This particular batch of information was going to the department of environmental sciences at the University of Virginia and contained the last necessary data set to complete a climate model they had been working on for the past few years. After the record breaking hurricane season of 2018, the relationship between increasing global temperatures and storm strength began to gain traction in the periphery of the mass media. Hurricane Florence rocked the Carolinas in September of 2018 and shifted the spotlight on the administration’s bungled handling of 2017’s Hurricane Maria in which the death toll broke three thousand but was downplayed by the Trump administration. After the Buchanan administration defunded and dismantled the EPA in the 90s, the public discourse around climate change was silenced, and subsequent efforts to pass research funding bills were blocked by coal and oil lobbyists.
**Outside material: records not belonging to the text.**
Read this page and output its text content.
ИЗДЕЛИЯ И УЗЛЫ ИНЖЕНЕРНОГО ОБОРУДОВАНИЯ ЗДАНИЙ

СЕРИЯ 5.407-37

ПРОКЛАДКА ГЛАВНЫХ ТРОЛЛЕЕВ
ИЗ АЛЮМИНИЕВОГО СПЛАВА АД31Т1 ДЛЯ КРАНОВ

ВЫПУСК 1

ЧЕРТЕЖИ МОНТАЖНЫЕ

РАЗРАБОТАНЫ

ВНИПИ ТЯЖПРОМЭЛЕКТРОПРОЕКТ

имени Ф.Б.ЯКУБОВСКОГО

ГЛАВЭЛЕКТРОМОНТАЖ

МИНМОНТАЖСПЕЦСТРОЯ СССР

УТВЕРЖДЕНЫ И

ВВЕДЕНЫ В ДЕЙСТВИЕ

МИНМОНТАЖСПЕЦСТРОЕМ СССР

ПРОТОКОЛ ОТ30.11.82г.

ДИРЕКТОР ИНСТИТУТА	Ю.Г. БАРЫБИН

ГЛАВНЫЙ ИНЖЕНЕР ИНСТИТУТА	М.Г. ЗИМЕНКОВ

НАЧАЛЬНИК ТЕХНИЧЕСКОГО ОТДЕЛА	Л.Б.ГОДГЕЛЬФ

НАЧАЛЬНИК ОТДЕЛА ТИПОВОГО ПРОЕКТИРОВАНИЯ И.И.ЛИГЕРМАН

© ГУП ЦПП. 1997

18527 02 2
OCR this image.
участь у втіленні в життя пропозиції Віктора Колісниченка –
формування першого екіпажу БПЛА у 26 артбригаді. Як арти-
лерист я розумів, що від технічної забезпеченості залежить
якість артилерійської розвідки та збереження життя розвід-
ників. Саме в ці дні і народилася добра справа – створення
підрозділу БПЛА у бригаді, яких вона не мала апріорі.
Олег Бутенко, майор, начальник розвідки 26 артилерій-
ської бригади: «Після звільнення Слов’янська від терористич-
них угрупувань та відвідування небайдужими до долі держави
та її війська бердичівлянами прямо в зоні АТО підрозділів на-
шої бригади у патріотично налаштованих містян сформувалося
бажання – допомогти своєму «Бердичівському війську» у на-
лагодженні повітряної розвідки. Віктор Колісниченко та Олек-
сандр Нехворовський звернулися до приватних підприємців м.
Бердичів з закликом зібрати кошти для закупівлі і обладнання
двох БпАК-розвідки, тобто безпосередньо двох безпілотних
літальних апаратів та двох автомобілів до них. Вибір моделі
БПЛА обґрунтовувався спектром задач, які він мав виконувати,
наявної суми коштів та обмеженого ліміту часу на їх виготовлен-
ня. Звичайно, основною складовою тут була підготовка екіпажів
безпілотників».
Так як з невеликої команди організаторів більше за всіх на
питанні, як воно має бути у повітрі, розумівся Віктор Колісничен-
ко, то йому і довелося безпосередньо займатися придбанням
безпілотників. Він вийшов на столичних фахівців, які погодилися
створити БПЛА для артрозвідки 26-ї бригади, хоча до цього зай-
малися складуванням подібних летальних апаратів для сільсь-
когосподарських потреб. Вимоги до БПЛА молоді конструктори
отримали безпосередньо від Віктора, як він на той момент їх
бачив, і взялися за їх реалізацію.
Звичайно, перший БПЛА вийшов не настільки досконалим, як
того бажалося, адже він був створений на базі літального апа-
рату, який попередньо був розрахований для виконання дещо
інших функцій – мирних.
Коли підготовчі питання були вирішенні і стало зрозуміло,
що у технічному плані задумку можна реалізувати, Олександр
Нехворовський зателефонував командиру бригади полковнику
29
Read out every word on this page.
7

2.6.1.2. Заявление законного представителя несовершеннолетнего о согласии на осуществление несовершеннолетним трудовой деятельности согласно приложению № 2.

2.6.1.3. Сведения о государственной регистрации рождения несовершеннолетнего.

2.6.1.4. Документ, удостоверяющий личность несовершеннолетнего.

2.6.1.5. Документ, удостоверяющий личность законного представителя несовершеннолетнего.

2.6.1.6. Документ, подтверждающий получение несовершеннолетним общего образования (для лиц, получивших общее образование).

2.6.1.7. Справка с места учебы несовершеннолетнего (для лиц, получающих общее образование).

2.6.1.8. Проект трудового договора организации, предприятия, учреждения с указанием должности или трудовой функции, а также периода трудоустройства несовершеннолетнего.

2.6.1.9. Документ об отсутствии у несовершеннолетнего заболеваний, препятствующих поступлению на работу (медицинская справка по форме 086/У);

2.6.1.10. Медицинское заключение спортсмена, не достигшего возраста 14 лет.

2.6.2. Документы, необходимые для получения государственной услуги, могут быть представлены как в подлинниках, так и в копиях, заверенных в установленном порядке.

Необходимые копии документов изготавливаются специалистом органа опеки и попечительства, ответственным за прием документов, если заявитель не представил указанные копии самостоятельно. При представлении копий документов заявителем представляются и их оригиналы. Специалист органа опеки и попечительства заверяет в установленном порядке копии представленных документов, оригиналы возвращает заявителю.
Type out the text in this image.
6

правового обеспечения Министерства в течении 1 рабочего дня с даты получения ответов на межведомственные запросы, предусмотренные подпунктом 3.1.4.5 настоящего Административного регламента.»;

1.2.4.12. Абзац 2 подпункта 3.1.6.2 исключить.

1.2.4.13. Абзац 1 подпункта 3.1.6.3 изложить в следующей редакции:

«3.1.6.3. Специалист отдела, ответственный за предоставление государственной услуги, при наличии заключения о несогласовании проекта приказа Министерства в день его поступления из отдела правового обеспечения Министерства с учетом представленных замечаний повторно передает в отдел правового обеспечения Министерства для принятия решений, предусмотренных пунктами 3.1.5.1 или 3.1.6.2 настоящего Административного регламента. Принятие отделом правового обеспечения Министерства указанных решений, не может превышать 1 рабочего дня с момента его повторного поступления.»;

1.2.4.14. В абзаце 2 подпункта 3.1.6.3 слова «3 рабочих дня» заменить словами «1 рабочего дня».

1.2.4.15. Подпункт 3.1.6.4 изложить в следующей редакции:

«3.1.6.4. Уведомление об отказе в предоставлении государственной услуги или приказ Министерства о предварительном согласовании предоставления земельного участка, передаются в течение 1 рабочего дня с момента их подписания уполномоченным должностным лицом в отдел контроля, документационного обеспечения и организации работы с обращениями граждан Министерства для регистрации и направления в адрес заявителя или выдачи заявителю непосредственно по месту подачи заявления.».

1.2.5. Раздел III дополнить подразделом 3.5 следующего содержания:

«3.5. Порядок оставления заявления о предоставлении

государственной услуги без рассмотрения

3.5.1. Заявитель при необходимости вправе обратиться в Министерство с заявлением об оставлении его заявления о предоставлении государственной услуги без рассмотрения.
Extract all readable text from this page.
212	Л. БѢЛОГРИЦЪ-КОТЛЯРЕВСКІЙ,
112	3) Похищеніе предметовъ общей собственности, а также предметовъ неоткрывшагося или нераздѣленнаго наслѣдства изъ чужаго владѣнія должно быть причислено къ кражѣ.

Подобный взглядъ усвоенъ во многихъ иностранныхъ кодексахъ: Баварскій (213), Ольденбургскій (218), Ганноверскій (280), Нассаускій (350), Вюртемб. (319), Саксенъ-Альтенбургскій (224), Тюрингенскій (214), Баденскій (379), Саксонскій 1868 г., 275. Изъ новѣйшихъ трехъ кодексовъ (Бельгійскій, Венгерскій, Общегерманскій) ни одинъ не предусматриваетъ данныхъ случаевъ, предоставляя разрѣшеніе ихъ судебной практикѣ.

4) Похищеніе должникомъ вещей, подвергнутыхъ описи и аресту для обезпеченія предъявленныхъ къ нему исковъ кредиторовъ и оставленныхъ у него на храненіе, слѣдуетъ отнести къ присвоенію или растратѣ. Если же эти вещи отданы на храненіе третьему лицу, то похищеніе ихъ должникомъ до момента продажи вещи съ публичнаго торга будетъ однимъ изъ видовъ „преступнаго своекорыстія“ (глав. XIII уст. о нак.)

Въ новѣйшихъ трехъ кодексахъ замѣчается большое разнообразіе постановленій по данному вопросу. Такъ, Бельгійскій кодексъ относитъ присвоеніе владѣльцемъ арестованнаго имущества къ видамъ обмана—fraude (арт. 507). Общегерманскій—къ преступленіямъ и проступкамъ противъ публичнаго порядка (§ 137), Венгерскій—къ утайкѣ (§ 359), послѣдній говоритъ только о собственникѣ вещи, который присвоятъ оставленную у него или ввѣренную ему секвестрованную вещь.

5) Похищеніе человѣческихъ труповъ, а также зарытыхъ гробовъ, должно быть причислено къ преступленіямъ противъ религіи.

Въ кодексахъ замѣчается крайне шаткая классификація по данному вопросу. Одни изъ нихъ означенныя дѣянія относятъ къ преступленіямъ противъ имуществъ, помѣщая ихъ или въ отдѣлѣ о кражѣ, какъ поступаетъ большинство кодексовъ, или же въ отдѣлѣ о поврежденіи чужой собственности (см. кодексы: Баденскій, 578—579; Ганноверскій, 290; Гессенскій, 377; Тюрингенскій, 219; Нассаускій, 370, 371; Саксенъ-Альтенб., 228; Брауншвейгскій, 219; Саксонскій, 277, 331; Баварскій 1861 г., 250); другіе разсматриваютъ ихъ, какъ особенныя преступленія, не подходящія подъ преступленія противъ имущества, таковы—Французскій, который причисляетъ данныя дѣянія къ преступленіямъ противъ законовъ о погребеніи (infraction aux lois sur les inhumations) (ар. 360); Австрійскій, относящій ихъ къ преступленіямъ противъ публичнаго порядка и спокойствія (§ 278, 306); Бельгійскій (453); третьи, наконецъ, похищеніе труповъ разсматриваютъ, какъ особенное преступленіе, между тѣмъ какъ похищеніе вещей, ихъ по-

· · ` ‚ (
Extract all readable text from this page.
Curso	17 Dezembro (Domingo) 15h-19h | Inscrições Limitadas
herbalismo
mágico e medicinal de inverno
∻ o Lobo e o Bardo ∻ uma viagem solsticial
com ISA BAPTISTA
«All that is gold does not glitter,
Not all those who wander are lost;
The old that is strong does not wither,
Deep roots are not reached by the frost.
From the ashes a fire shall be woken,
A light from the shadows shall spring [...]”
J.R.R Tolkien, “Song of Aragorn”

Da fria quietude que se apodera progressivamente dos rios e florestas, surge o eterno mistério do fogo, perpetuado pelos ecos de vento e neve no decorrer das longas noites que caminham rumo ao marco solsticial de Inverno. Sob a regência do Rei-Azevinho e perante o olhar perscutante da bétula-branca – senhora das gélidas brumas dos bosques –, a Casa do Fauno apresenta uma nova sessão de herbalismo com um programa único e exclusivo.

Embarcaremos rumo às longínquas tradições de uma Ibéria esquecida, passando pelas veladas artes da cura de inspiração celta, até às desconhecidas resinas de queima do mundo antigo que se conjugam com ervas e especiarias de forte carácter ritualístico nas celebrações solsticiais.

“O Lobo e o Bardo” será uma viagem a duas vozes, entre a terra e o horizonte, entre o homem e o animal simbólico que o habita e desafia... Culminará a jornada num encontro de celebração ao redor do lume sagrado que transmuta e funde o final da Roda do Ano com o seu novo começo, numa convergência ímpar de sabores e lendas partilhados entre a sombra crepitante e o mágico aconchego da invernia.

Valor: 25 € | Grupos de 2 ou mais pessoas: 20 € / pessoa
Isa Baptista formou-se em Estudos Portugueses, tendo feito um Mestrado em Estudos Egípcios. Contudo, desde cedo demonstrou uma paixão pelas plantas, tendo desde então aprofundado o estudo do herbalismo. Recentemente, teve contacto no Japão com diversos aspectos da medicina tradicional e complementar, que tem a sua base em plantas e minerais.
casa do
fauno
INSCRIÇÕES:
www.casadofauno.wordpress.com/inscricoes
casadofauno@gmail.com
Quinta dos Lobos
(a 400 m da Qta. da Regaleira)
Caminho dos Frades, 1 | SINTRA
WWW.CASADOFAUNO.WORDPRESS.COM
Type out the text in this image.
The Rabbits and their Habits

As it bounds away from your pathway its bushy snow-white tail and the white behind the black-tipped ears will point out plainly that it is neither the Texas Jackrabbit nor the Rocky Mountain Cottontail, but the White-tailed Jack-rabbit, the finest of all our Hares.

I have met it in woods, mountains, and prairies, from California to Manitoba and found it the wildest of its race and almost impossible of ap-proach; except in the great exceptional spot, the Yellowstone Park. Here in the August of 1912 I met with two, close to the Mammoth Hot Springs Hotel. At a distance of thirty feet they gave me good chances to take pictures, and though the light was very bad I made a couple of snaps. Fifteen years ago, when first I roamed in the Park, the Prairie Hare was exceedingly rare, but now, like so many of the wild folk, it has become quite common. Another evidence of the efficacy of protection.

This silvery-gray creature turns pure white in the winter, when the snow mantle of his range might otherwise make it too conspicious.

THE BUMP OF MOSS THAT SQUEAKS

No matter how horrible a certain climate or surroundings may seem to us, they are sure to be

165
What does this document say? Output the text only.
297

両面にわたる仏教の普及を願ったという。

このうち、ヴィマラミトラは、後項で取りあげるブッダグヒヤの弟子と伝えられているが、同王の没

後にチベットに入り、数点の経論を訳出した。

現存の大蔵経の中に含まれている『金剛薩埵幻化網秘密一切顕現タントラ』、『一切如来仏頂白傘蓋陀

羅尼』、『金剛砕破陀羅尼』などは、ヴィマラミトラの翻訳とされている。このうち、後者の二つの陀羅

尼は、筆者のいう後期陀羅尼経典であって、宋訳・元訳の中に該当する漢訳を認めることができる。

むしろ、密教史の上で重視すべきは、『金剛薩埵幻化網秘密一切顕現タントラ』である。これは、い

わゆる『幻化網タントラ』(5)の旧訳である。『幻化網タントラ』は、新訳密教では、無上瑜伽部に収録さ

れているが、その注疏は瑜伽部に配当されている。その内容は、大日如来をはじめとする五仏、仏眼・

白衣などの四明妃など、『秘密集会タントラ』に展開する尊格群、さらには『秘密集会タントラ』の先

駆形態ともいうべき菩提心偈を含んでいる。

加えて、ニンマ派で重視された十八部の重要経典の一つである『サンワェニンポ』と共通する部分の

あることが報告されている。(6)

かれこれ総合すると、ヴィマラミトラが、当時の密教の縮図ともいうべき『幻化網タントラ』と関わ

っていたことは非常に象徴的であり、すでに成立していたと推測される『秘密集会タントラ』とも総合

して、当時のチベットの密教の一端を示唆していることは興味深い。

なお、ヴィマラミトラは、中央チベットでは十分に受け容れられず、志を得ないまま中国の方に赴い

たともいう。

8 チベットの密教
This model that the two universities hoped to publish would be big. It showed an indisputable link between the impact of the government subsidized fossil fuel industry, and the increasing intensity of these coastal storms that battered the eastern seaboard. It also included an economic analysis that showed a systematic pattern of negligent and irresponsible distribution of disaster relief funds directly to subcontractors owned by private friends of the government. In essence each hurricane became a smoke screen for government kickbacks to private developers. If the project could be completed in time for the 2020 election it could have a significant impact on the outcome.
The only problem was how to get the word out.